Along with Welles and Charlie Chaplin, Penn greatly admired Akira Kurosawa and the French New Wave directors, especially Truffaut and Godard.

He was known for allowing actors to improvise _ and getting a wide range of expression from them in return. He believed words are to the theater as action is to film: “A look, a simple look, will do it.”

Penn’s 1960s success was bracketed by frustration. Early in his career, he was so angered by how Warner Bros. changed “The Left Handed Gun,” a Western released in 1958, that he stopped making movies and turned to Broadway. He was fired from “The Train,” a 1964 film, over disagreements with the lead actor, Burt Lancaster. And none of his later works found favor at the box office, though several _ “Night Moves” (1975), “The Missouri Breaks” (1976) and “Four Friends” (1981) _ won critics’ praise.

Penn decided to live in New York, rather than Los Angeles, as Hollywood soured on his social vision. Broadway, too, seemed increasingly drawn to blockbuster musicals rather than serious drama, further marginalizing Penn.

“It was frustrating and more than a little humiliating,” Penn once told The New York Times.

“It’s not that I’ve drifted away from film,” he said in another interview. “I’m very drawn to film, but I’m not sure that film is drawn to me.”

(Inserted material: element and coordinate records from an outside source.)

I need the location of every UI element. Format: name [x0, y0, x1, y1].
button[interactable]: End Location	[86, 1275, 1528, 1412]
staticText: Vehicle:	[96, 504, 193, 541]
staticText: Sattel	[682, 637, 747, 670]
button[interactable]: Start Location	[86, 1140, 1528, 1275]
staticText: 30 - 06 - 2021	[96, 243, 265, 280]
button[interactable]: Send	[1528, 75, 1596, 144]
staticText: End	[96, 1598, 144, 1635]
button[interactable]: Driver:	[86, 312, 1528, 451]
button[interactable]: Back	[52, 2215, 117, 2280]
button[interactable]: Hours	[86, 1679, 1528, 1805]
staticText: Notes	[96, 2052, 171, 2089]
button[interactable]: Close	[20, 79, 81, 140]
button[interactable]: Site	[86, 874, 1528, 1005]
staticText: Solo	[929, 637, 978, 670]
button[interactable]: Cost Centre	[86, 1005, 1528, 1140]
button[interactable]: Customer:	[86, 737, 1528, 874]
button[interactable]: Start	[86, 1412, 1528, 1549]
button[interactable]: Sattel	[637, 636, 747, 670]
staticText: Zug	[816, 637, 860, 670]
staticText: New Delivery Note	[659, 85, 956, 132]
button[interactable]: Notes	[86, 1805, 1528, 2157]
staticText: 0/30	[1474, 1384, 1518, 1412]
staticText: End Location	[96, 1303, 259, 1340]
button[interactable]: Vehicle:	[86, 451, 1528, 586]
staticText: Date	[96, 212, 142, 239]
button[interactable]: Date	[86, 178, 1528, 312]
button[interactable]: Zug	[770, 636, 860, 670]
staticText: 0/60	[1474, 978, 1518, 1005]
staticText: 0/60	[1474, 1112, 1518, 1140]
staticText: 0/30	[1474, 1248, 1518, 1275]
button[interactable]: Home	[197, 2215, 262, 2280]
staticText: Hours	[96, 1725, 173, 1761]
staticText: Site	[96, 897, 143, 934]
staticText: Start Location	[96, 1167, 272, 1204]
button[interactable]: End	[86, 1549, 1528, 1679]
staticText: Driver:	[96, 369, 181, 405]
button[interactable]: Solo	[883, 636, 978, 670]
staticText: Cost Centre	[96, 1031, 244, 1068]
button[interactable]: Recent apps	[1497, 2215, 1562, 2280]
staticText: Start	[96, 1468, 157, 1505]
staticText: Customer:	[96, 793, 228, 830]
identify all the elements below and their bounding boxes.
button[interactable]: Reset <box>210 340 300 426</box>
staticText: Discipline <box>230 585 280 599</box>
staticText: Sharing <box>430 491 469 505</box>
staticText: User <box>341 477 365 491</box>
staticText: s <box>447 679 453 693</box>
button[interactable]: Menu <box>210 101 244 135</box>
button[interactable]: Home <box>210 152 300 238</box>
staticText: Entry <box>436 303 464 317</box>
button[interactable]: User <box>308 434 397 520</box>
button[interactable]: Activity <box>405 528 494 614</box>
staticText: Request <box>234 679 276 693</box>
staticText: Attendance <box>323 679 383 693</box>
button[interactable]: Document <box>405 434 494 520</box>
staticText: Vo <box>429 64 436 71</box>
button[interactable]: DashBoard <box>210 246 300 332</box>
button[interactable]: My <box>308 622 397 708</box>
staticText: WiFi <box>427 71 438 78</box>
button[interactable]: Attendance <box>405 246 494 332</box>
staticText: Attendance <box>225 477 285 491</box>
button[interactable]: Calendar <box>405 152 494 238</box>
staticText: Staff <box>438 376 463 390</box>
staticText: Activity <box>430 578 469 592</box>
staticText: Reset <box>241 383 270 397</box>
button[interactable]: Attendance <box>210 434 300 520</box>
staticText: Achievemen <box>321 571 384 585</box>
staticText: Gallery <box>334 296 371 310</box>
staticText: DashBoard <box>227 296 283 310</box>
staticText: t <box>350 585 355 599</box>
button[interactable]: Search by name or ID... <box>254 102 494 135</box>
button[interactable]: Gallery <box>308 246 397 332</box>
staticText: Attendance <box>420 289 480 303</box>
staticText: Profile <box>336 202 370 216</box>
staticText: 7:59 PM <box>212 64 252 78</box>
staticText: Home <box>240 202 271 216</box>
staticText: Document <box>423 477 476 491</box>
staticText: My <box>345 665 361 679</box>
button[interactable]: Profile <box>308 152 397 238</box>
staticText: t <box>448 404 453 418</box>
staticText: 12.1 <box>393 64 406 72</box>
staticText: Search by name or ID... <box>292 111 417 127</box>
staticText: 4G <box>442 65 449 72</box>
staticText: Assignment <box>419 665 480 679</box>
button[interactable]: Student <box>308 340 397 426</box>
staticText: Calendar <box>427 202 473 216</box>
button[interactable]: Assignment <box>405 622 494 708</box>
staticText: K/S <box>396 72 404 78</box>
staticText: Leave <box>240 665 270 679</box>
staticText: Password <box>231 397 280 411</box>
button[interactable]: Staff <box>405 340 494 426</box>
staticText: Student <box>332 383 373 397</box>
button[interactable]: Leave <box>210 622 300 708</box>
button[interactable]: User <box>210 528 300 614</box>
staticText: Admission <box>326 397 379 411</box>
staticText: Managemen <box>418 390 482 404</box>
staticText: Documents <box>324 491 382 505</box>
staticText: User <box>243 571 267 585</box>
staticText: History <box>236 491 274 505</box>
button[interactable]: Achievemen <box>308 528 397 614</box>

Arthur Hiller Penn was born in Philadelphia on Sept. 27, 1922, the son of Harry and Sonia Penn and brother of Irving Penn.

Although both sons were involved in the visual arts, Arthur Penn later said that he saw little in common in their work and rarely discussed the ties between them. (Beatty would claim the director was influenced profoundly by his brother, who was known for a spare but dramatic photographic style. The older brother died in October 2009.)

Penn joined the Army during World War II, formed a dramatic troupe at Fort Jackson, S.C., was often in trouble for behaving disrespectfully to his superiors and was in an infantry unit that fought in the Battle of the Bulge. After the war, he studied literature in Italy for two years, then returned to New York, where he found work as a floor manager on NBC-TV’s “Colgate Comedy Hour.”

By the early 1950s, Penn was writing and directing TV dramas. In 1956, he debuted as a Broadway director, but “The Lovers” closed after just four days.

As a boy, Penn had little success learning the watchmaker’s trade from his father, who died without having seen any of his son’s films.

“He went to his grave despairing I would never find my way in the world,” the director said, “and the movies rescued me.”